Multivariable analysis of HIV status adjusting for selected patient characteristics did not alter our results (). The PITC group was not associated with a lower prevalence of HIV than the standard non-PITC group (OR: 1.01; 95% CI 0.67 to 1.52; p = 0.95). Moreover, when compared to all study patients who either requested testing and/or had a clinical presentation suggesting HIV, the subgroup of PITC patients without additional indications for HIV testing did not have a statistically different HIV prevalence (OR: 0.83; 95% CI 0.55 to 1.24; p = 0.36).
| Table 3Predictors of HIV Infection in rural southern Zambia, 2008 |
Of the patients who completed questionnaires, most (73%) reported prior knowledge of the concept of routine opt-out HIV testing, and 96% reported being “in favor” of PITC. Previous HIV testing was associated with knowledge of PITC (p=0.02) (data not shown).
Patients Declining HIV Testing
Due to clinic limitations in monitoring patient flow, it was logistically not possible to track adults who either did not consent for HIV testing or defaulted prior to receiving HIV testing.
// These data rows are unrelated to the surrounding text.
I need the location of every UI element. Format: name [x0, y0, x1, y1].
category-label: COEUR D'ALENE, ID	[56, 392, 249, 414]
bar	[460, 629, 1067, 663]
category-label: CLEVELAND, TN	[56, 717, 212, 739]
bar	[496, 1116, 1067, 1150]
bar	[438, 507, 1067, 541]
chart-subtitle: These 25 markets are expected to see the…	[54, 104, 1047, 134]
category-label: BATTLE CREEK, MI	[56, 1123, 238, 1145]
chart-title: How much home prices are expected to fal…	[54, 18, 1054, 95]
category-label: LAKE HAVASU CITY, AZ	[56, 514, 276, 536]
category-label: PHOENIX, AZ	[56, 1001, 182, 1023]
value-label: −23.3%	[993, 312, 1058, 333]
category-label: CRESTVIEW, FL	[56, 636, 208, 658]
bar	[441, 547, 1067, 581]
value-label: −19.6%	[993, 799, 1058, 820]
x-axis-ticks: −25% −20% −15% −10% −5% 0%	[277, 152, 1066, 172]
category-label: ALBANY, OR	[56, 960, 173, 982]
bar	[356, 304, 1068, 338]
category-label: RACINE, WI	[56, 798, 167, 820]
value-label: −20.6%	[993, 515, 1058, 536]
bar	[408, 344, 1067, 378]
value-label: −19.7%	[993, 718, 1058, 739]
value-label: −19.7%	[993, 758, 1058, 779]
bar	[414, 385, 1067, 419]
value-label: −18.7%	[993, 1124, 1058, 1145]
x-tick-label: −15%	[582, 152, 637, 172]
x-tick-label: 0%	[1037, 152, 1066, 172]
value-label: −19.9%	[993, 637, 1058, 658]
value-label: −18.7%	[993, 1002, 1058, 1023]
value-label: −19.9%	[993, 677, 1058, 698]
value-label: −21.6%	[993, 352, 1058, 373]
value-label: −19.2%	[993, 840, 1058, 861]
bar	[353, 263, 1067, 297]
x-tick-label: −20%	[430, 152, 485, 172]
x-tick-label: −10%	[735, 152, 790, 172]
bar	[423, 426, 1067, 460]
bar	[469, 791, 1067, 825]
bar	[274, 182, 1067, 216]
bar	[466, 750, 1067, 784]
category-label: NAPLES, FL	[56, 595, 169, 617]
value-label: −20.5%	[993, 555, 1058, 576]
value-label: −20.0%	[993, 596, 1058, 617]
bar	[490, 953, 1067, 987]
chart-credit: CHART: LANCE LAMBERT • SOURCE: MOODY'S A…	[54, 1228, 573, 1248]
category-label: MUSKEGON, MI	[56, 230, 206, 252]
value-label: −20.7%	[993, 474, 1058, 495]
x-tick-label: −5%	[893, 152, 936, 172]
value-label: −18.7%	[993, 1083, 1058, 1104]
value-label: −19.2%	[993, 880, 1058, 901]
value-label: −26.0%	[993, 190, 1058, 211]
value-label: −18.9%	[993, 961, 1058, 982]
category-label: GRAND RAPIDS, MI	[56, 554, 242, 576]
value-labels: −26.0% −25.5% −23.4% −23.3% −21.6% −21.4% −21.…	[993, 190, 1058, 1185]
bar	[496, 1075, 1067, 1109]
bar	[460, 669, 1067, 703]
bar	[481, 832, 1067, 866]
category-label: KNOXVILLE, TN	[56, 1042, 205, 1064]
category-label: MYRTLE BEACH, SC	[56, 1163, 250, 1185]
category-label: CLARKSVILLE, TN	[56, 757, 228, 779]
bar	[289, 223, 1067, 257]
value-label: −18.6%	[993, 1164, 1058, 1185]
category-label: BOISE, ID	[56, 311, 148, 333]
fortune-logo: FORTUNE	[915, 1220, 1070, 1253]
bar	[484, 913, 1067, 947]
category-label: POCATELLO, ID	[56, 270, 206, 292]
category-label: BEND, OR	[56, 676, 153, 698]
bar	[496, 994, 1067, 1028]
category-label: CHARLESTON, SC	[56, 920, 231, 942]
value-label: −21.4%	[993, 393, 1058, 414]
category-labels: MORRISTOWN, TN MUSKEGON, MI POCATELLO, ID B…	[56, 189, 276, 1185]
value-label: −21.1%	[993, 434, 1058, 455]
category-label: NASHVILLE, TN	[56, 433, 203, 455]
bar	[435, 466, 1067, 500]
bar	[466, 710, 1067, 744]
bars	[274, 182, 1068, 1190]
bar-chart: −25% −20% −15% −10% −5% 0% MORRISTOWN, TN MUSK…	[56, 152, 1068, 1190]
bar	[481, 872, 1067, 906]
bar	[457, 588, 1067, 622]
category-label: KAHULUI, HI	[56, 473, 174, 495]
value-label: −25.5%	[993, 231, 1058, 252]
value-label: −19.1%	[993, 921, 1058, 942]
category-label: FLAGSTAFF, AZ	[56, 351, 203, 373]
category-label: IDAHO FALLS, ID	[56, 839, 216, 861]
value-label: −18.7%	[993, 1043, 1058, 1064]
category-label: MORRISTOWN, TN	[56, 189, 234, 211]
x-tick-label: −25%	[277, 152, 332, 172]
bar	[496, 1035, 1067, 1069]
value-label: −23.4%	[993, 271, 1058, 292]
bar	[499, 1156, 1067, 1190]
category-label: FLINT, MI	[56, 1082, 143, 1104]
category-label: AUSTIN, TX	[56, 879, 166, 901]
However, among those not receiving HIV testing, 89 completed questionnaires. This sample was compared to the 317 adults with questionnaires who were tested. They were found to be similar in all baseline demographic characteristics and attitudes toward PITC. Information regarding reasons for declining an HIV test was not formally assessed. Anecdotally, the most common reasons cited for declining an HIV test were known HIV positivity, recent prior HIV testing, and religious/cultural conflicts.